On September 3, 2020, Processa announced its entry into an exclusive worldwide license agreement with Akashi Therapeutics to develop and commercialization Akashi’s lead drug, HT-100. Rebranded PCS100, the candidate is an anti-fibrotic, anti-inflammatory drug demonstrated to have some clinical anti-fibrotic effect in children. Processa intends to develop PCS100 first in rare adult fibrotic related diseases such as focal segmental glomerulosclerosis (“FSGS”), idiopathic pulmonary fibrosis (“IPF”) or Scleroderma, where there are still few therapeutic options.

Management Team

David Young, Pharm.D., Ph.D. is the CEO and founder of Processa. He has over 30 years of pharmaceutical research, drug development and corporate experience. Young has served in leadership roles with a number of pharmaceutical firms throughout his career, including serving as founder and CEO of Promet Therapeutics LLC since 2015 and as Chief Scientific Officer of Questcor Pharmaceuticals from 2009 to 2014. At Questcor, he was responsible for working with the FDA on modernizing the Acthar Gel label and for obtaining FDA approval in infantile spasms. In total, Young has met with the FDA more than 100 times on more than 50 drug products and has been a key team member on more than 30 NDA/supplemental NDA approvals.

Sian Bigora, Pharm.D., is Processa’s Chief Development Officer and founder. She has over 20 years of pharmaceutical research, regulatory strategy and drug development experience, working closely with Young. Prior to joining Processa, Bigora served as Co-Founder, Director and Chief Development Officer at Promet Therapeutics LLC and as Vice President of Regulatory Affairs at Questcor Pharmaceuticals from 2009 to 2015, where she led efforts to modernize the Acthar Gel label and obtain FDA approval in infantile spasms – events which were of material importance to Questcor’s subsequent success.

Patrick Lin is Chief Business & Strategy Officer and founder of Processa. He has over 20 years of financing and investing experience in the biopharma sector.

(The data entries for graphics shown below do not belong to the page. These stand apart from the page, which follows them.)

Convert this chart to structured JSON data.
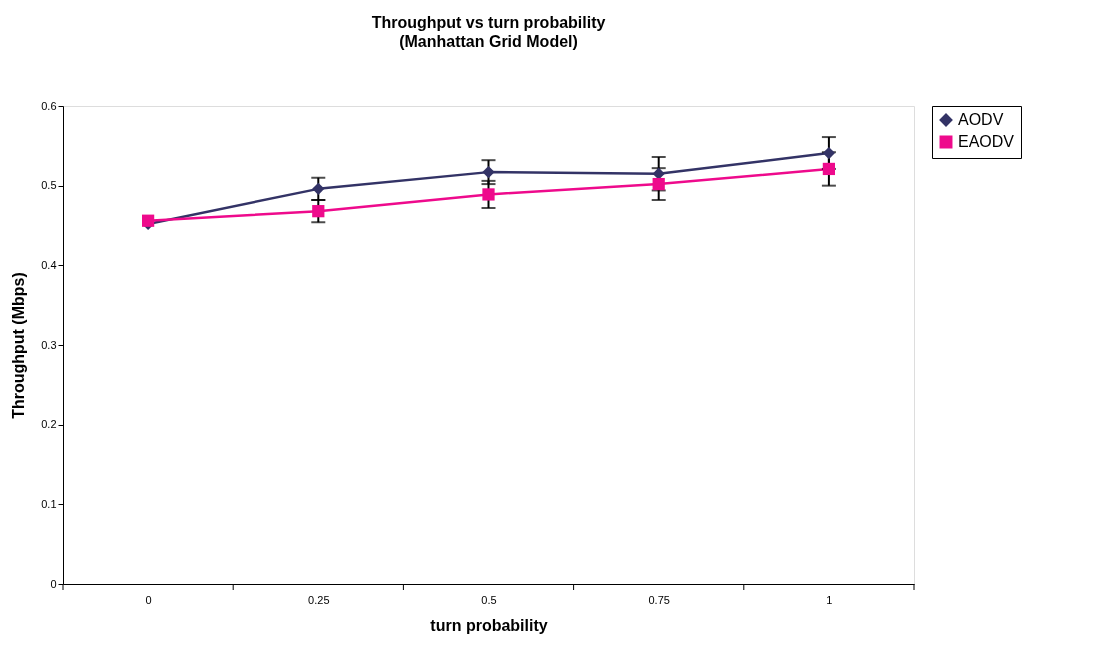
{
  "chart_data": {
    "type": "line",
    "title": "Throughput vs turn probability",
    "subtitle": "(Manhattan Grid Model)",
    "xlabel": "turn probability",
    "ylabel": "Throughput (Mbps)",
    "categories": [
      "0",
      "0.25",
      "0.5",
      "0.75",
      "1"
    ],
    "series": [
      {
        "name": "AODV",
        "color": "#333366",
        "marker": "diamond",
        "values": [
          0.452,
          0.496,
          0.517,
          0.515,
          0.541
        ],
        "errors": [
          null,
          0.014,
          0.015,
          0.021,
          0.02
        ]
      },
      {
        "name": "EAODV",
        "color": "#ee0a8c",
        "marker": "square",
        "values": [
          0.456,
          0.468,
          0.489,
          0.502,
          0.521
        ],
        "errors": [
          null,
          0.014,
          0.017,
          0.02,
          0.021
        ]
      }
    ],
    "ylim": [
      0,
      0.6
    ],
    "yticks": [
      0,
      0.1,
      0.2,
      0.3,
      0.4,
      0.5,
      0.6
    ],
    "grid": false,
    "legend": "right",
    "line_style": "solid"
  }
}
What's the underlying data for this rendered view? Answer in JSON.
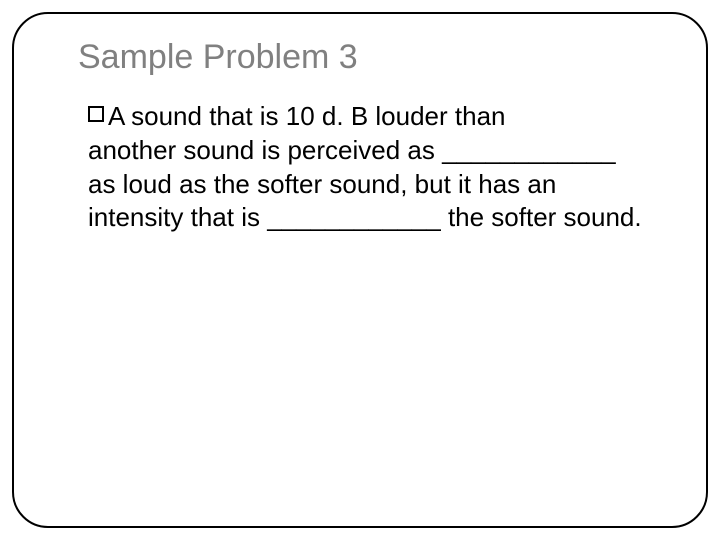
{
  "slide": {
    "title": "Sample Problem 3",
    "body_line1": "A sound that is 10 d. B louder than",
    "body_rest": "another sound is perceived as ____________ as loud as the softer sound, but it has an intensity that is ____________ the softer sound.",
    "title_color": "#808080",
    "body_color": "#000000",
    "title_fontsize": 34,
    "body_fontsize": 26,
    "border_color": "#000000",
    "border_radius": 36,
    "background_color": "#ffffff"
  }
}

Prior to joining Processa, Lin served as Co-Founder and Chairman of Promet Therapeutics LLC. He is also founder and managing partner of Primarius Capital, a family office that manages public and private investments focused on small capitalization companies.

James Stanker has served as CFO of Processa since 2018. He has over 30 years of financial and executive leadership experience in the areas of accounting principles and audit standards, regulatory reporting, and fiscal management and strategy. He served in a financial leadership role as an audit partner at Grant Thornton from February 2000 until his retirement in August 2016, where he was responsible for managing audit quality in the Atlantic Coast market territory.

Wendy Guy is the Chief Administrative Officer and founder of Processa. She has more than two decades of experience in business operations, having worked closely with Young over the last 18 years in corporate management and operations, HR and finance. Prior to joining Processa, she was Co-Founder, Director and Chief Administrative Officer of Promet Therapeutics LLC and Senior Manager, Business Operation over the Maryland office for Questcor Pharmaceuticals.